Sunday was another nice day of some local sightseeing.
Dorchester
We started out at Dorchester Abbey, which is quite close by and which we first tried out our tripod last March. This time we had little need of the tripod, being armed with our super-duper-image-stablized-zoomy lens instead.
We got some great new pictures of the church, both of the outside (the sun was out this time) and the wonderful inside details. And our repeat visit was just as enjoyable as the first - welcoming, peaceful and nearly empty of other visitors. Here are just a few highlights.
Outside view - it's a very long church.
Me wandering the churchyard after taking the above photo. Note the lovely thatched-roof cottage behind me.
Tower and details from a gorgeous 14th-century mural of the Crucifixion. That's Mary in the middle and St. John on the right. Note how John looks very feminine, just like in Leonardo's Last Supper.
Full view of the mural
Details of the unique and wonderful "Jesse Window" which depicts the family tree of Jesus in stone sculptures around the stained glass window.
Monks handing out Communion in another stained glass window
Details from the East Window, which also has stone sculptures and medieval glass.
Tiny carved details of dogs and other creatures in the "sedilia," which are three stone priests' seats next to the altar.
Ewelme
From Dorchester we headed east towards Henley-on-Thames, which David had been wanting to visit for some time. Along the way, we stopped at a village called Ewelme that one of my books described as "England at its most huggable."
We started at the church, of course. It didn't blow our hair back, but was nice and did have some notable features.
Crenelated wall (like a castle) and timber porch
Comical drain men and other stone characters
Tomb of Thomas Chaucer, son of Geoffrey (author of The Canterbury Tales), who lived in Ewelme.
"Memento Mori" tomb of a lady, with disturbing shriveled breasts
Chapel covered in IHSs
Wooden angels on the ceiling
Some bits of medieval stained glass
What did blow our hair back were the cozy almshouses huddled up against the church on the downhill side.

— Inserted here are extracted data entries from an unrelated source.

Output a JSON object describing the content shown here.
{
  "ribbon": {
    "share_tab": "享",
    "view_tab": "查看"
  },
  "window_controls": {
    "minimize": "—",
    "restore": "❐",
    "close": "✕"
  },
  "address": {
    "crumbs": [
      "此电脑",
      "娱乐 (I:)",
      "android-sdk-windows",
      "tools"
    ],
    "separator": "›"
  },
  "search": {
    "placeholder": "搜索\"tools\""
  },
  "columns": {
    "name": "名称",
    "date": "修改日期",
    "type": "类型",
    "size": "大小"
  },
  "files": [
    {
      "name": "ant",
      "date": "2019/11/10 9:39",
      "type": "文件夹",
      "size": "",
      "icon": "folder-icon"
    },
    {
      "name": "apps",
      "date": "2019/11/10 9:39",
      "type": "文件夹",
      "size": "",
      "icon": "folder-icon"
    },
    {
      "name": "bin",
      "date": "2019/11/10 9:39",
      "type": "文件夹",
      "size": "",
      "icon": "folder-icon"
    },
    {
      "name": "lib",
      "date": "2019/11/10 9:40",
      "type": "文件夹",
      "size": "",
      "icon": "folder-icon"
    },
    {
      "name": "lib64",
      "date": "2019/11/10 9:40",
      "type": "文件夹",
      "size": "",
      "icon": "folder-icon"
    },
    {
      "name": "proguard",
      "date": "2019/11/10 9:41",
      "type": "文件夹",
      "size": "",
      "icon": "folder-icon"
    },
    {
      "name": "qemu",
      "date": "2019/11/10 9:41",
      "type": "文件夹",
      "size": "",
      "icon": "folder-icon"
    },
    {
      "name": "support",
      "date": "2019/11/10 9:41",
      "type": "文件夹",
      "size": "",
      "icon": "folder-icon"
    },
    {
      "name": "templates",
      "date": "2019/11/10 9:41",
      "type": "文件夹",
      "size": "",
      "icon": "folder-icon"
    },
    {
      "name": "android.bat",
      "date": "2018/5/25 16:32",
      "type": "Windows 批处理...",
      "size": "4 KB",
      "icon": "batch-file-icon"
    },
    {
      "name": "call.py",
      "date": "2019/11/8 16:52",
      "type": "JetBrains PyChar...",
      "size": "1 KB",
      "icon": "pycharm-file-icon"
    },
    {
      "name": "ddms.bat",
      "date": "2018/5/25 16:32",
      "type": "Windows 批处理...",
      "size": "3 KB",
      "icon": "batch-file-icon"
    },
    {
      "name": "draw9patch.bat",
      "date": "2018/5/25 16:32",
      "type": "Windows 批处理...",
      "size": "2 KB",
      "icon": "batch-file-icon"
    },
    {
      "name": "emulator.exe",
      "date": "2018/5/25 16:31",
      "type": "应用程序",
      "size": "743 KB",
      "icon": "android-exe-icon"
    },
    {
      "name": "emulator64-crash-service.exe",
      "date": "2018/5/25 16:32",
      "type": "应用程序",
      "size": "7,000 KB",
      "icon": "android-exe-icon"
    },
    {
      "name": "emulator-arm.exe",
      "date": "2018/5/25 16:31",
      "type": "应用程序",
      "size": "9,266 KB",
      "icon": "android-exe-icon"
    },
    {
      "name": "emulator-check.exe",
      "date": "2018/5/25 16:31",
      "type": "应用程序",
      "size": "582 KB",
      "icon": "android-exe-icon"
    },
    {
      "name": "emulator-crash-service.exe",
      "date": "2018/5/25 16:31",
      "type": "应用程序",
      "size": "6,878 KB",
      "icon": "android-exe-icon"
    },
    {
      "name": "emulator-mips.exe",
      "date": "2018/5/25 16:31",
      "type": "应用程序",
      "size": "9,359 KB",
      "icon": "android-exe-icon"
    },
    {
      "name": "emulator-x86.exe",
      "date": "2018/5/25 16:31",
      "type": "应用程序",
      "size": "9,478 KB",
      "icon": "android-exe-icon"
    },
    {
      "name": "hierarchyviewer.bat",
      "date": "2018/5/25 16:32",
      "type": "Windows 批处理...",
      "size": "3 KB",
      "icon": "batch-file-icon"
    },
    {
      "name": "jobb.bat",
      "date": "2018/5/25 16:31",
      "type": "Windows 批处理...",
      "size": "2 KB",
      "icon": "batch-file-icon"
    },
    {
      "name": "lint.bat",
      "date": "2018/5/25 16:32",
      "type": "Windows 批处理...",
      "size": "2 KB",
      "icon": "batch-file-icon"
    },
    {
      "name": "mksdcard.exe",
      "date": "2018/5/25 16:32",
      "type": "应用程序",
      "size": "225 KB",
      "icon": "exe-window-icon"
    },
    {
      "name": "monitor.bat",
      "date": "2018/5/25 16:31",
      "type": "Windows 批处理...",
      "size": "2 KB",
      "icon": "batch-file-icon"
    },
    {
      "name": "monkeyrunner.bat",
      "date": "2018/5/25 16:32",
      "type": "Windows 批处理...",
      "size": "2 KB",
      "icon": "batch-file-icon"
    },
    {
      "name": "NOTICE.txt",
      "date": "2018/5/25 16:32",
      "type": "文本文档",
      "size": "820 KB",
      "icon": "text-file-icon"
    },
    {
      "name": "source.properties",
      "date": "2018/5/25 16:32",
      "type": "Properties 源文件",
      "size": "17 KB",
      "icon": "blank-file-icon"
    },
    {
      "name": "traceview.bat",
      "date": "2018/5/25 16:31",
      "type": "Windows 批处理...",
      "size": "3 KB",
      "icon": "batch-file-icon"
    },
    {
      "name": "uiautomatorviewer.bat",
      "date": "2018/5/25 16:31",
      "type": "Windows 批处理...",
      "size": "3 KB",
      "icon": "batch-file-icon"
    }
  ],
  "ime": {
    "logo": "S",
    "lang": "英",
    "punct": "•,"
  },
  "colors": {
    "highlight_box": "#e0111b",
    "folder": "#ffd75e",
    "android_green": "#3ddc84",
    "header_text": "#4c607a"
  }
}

They were very medieval-feeling, very atmospheric and, indeed, huggable.
The almshouses were made all the better by their present inhabitants, which seemed to exclusively be older people with a lot of character. As we wandered the cloister, a woman came home and had a lengthy and animated conversation with her little dog while she worked to unlock the door. On our way out, we caught a glimpse of a man in his kitchen who had opera music playing, and occasionally joined in for a few hearty notes. It was fantastic.
The singing man was in the window just right of the corner.

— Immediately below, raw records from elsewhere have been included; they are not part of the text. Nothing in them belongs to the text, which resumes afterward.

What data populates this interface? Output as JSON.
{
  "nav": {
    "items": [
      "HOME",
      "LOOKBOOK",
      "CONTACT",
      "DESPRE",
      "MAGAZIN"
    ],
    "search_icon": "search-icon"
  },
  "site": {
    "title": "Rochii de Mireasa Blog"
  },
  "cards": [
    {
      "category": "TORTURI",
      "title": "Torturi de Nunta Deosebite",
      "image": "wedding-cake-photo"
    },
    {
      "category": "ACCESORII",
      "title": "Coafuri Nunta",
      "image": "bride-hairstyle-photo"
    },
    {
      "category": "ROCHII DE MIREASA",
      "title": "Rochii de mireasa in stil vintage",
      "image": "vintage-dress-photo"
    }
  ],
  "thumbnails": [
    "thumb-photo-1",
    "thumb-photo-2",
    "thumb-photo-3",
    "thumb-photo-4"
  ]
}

Below the almshouses was the main village, where we saw, among other things, the cute little Mini and brick primary school above.

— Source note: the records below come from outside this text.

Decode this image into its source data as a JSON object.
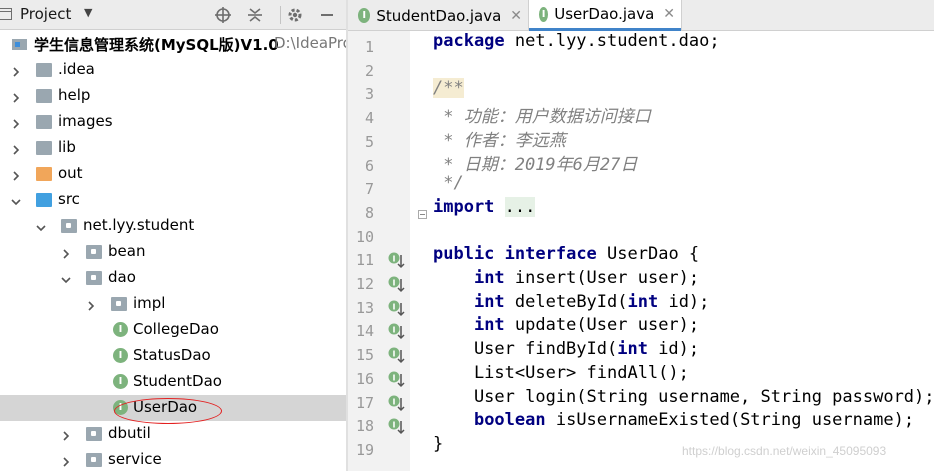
{
  "project_panel": {
    "title": "Project",
    "tree": [
      {
        "label": "学生信息管理系统(MySQL版)V1.0",
        "path": "D:\\IdeaPro",
        "depth": 0,
        "arrow": "none",
        "icon": "module",
        "bold": true
      },
      {
        "label": ".idea",
        "depth": 1,
        "arrow": "right",
        "icon": "folder-gray"
      },
      {
        "label": "help",
        "depth": 1,
        "arrow": "right",
        "icon": "folder-gray"
      },
      {
        "label": "images",
        "depth": 1,
        "arrow": "right",
        "icon": "folder-gray"
      },
      {
        "label": "lib",
        "depth": 1,
        "arrow": "right",
        "icon": "folder-gray"
      },
      {
        "label": "out",
        "depth": 1,
        "arrow": "right",
        "icon": "folder-orange"
      },
      {
        "label": "src",
        "depth": 1,
        "arrow": "down",
        "icon": "folder-blue"
      },
      {
        "label": "net.lyy.student",
        "depth": 2,
        "arrow": "down",
        "icon": "package"
      },
      {
        "label": "bean",
        "depth": 3,
        "arrow": "right",
        "icon": "package"
      },
      {
        "label": "dao",
        "depth": 3,
        "arrow": "down",
        "icon": "package"
      },
      {
        "label": "impl",
        "depth": 4,
        "arrow": "right",
        "icon": "package"
      },
      {
        "label": "CollegeDao",
        "depth": 4,
        "arrow": "none",
        "icon": "interface"
      },
      {
        "label": "StatusDao",
        "depth": 4,
        "arrow": "none",
        "icon": "interface"
      },
      {
        "label": "StudentDao",
        "depth": 4,
        "arrow": "none",
        "icon": "interface"
      },
      {
        "label": "UserDao",
        "depth": 4,
        "arrow": "none",
        "icon": "interface",
        "selected": true
      },
      {
        "label": "dbutil",
        "depth": 3,
        "arrow": "right",
        "icon": "package"
      },
      {
        "label": "service",
        "depth": 3,
        "arrow": "right",
        "icon": "package"
      }
    ]
  },
  "editor": {
    "tabs": [
      {
        "label": "StudentDao.java",
        "active": false,
        "icon": "interface-icon"
      },
      {
        "label": "UserDao.java",
        "active": true,
        "icon": "interface-icon"
      }
    ],
    "line_numbers": [
      "1",
      "2",
      "3",
      "4",
      "5",
      "6",
      "7",
      "8",
      "10",
      "11",
      "12",
      "13",
      "14",
      "15",
      "16",
      "17",
      "18",
      "19"
    ],
    "code_lines": [
      [
        {
          "t": "package",
          "c": "kw"
        },
        {
          "t": " net.lyy.student.dao;",
          "c": ""
        }
      ],
      [],
      [
        {
          "t": "/**",
          "c": "cm cmhl"
        }
      ],
      [
        {
          "t": " * 功能：用户数据访问接口",
          "c": "cm"
        }
      ],
      [
        {
          "t": " * 作者：李远燕",
          "c": "cm"
        }
      ],
      [
        {
          "t": " * 日期：2019年6月27日",
          "c": "cm"
        }
      ],
      [
        {
          "t": " */",
          "c": "cm"
        }
      ],
      [
        {
          "t": "import",
          "c": "kw"
        },
        {
          "t": " ",
          "c": ""
        },
        {
          "t": "...",
          "c": "fhl"
        }
      ],
      [],
      [
        {
          "t": "public",
          "c": "kw"
        },
        {
          "t": " ",
          "c": ""
        },
        {
          "t": "interface",
          "c": "kw"
        },
        {
          "t": " UserDao {",
          "c": ""
        }
      ],
      [
        {
          "t": "    ",
          "c": ""
        },
        {
          "t": "int",
          "c": "kw"
        },
        {
          "t": " insert(User user);",
          "c": ""
        }
      ],
      [
        {
          "t": "    ",
          "c": ""
        },
        {
          "t": "int",
          "c": "kw"
        },
        {
          "t": " deleteById(",
          "c": ""
        },
        {
          "t": "int",
          "c": "kw"
        },
        {
          "t": " id);",
          "c": ""
        }
      ],
      [
        {
          "t": "    ",
          "c": ""
        },
        {
          "t": "int",
          "c": "kw"
        },
        {
          "t": " update(User user);",
          "c": ""
        }
      ],
      [
        {
          "t": "    User findById(",
          "c": ""
        },
        {
          "t": "int",
          "c": "kw"
        },
        {
          "t": " id);",
          "c": ""
        }
      ],
      [
        {
          "t": "    List<User> findAll();",
          "c": ""
        }
      ],
      [
        {
          "t": "    User login(String username, String password);",
          "c": ""
        }
      ],
      [
        {
          "t": "    ",
          "c": ""
        },
        {
          "t": "boolean",
          "c": "kw"
        },
        {
          "t": " isUsernameExisted(String username);",
          "c": ""
        }
      ],
      [
        {
          "t": "}",
          "c": ""
        }
      ]
    ],
    "implementation_marker_lines": [
      "11",
      "12",
      "13",
      "14",
      "15",
      "16",
      "17",
      "18"
    ]
  },
  "watermark": "https://blog.csdn.net/weixin_45095093",
  "colors": {
    "keyword": "#000080",
    "comment": "#808080",
    "selection": "#d5d5d5",
    "annotation": "#e32020",
    "interface": "#7db37d"
  }
}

On our way out of the village we stopped at a wonderful viewpoint over the sleepy little village.
Ewelme gets two thumbs up from us!
Henley-on-Thames
Next we continued east to Henley-on-Thames, which is located on the river as the name suggests, and is known for its annual boat races. It is a largish town not too far from London and generally quite affluent. David said his coworkers have boundless enthusiasm for Henley.
Mercedes and Audis are the norm in Henley
The downside to this admittedly fine town is that it is nearly impossible to find any parking. Many months ago we tried to visit it but after circling the city three times we had to give up and go home. This time the same nearly happened, but we finally found a spot in a somewhat remote lot.
We started by heading down the main street, which was quite lovely with its sidewalk cafes and view of the church. The evening light was gorgeous but the rapidly falling temperature sure made it feel like winter.
Just beyond the church is the riverfront, where we watched birds and boats and got soft-serve ice creams that were astonishingly delicious.
As the sun began to fall behind the trees we briefly toured the church, which was mostly too new to be of much interest to us (though it does have a medieval core).
It is mainly a medieval building, but all the furnishings and art are Victorian (1800s).
A non-exciting Victorian mural, but it is handy that the saints are labeled!
We ended our evening with dinner at Pizza Express, our old standby, at the top of the main street. We had a nice window seat and some seriously delicious pasta dishes (spinach and ricotta cannelloni for me, lasagne for David).
These short drives and relaxed visits to wonderful English villages have been one of the major highlights of living in Great Milton, and we will miss them very much.